Pelvik Taban Rehabilitasyonu Nedir?
Medicana Sağlık Grubu’nun Fizik Tedavi ve Rehabilitasyon Bölümü’nde görevli Doç. Dr. Didem Sezgin Özcan, kanser tedavisinin sonrasında birçok hastanın karşılaşabileceği idrar ve dışkı kaçırma, cinsel işlev sorunları ve kronik pelvik ağrı gibi meselelerin yaşam kalitesini ciddi şekilde etkileyebileceğini vurguladı.
Kanser Tedavisinin Kapsamı ve Pelvik Tabanın Önemi
Doç. Dr. Özcan, kanser tedavisi sonrasında pelvik taban rehabilitasyonunun önemine dikkat çekti. Bu rehabilitasyon, tedavi sürecinde yaşanan komplikasyonların, doktor önerisi ile gerçekleştirilen uygulamalarla en aza indirilebileceğini belirtti. Pelvik bölgenin, sürekli olarak ihmal edilen bir alan olduğunu ifade eden Özcan, bu bölgedeki kasların zayıflaması veya aşırı gerilmesinin hem fiziksel hem de psikolojik sorunlara yol açabileceğini dile getirdi.
Pelvik yapının rektum, mesane, üretra, rahim ve vajina gibi organları kapsayan bir kas ve bağ dokusu sistemi olduğuna işaret eden Özcan, özellikle prostat, rahim, yumurtalık, rahim ağzı, mesane, rektum ve kolon kanserlerinin pelvik taban disfonksiyonuna neden olabilecek en yaygın kanser türleri arasında bulunduğunu belirtti. Cerrahi müdahale, radyoterapi ve hormon tedavilerinin bu alandaki yapıları nasıl etkileyebileceğini de vurguladı. Kadınların jinekolojik kanserleri sonrasında pelvik taban yapılarının sıkça etkilendiğini ve erkeklerin prostat kanseri sonrasında idrar kaçırma ve cinsel işlev bozukluğu yaşadıklarını aktardı.

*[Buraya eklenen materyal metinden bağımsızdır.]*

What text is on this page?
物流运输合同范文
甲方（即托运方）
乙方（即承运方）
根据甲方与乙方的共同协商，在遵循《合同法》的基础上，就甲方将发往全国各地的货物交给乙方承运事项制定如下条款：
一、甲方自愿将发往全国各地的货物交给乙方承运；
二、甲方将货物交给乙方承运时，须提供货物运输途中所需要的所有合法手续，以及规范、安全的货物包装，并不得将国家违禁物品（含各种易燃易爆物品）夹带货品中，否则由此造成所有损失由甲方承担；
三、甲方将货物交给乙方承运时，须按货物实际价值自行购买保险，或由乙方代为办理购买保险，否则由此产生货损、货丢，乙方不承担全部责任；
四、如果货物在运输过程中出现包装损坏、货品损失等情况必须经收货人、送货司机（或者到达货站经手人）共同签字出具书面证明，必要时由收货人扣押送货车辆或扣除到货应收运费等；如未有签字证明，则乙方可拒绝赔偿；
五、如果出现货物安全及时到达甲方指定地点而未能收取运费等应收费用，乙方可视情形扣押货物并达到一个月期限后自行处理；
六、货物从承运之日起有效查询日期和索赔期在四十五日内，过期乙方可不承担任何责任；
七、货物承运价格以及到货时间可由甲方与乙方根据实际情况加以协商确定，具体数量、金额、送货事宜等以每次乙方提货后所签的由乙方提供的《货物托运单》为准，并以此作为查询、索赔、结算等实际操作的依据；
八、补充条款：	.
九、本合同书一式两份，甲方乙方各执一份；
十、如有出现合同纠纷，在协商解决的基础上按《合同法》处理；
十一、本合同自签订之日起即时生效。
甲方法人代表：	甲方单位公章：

Rehabilitasyon Sürecinin Bireyselliği
Doç. Dr. Özcan, kanser tedavisi sürecinin hem fiziksel hem de psikolojik zorluklar içerdiğini ve bu nedenle tedavi sonrası fonksiyonel kayıpların öneminin büyük olduğuna dikkat çekti. Pelvik taban rehabilitasyonunun, kas gücünün yeniden kazandırılması, kas ve sinir koordinasyonunun sağlanması ve genel fonksiyonların geri dönüşü adına etkili bir yöntem olduğu bilgisini paylaştı. Rehabilitasyon sürecinin bireylerin ihtiyaçlarına özel olarak planlandığını ifade eden Özcan, bu sürecin sadece egzersizle sınırlı kalmadığını, aynı zamanda güncel tekniklerle desteklendiğini de belirtti. Kliniklerinde hastalarına yalnızca fiziksel destek sağlamanın ötesinde, duygusal bir güven ortamı oluşturmanın da önemli olduğunu vurguladı. Özkan, toplumda bu konuların daha çok normalleşmesi ve bireylerin bu tür sorunlar hakkında yardım alma konusunda cesaretlenmesi gerektiğini düşünüyor. İyileşmenin, fark etme ve konu hakkında konuşma ile başladığını sözlerine ekledi.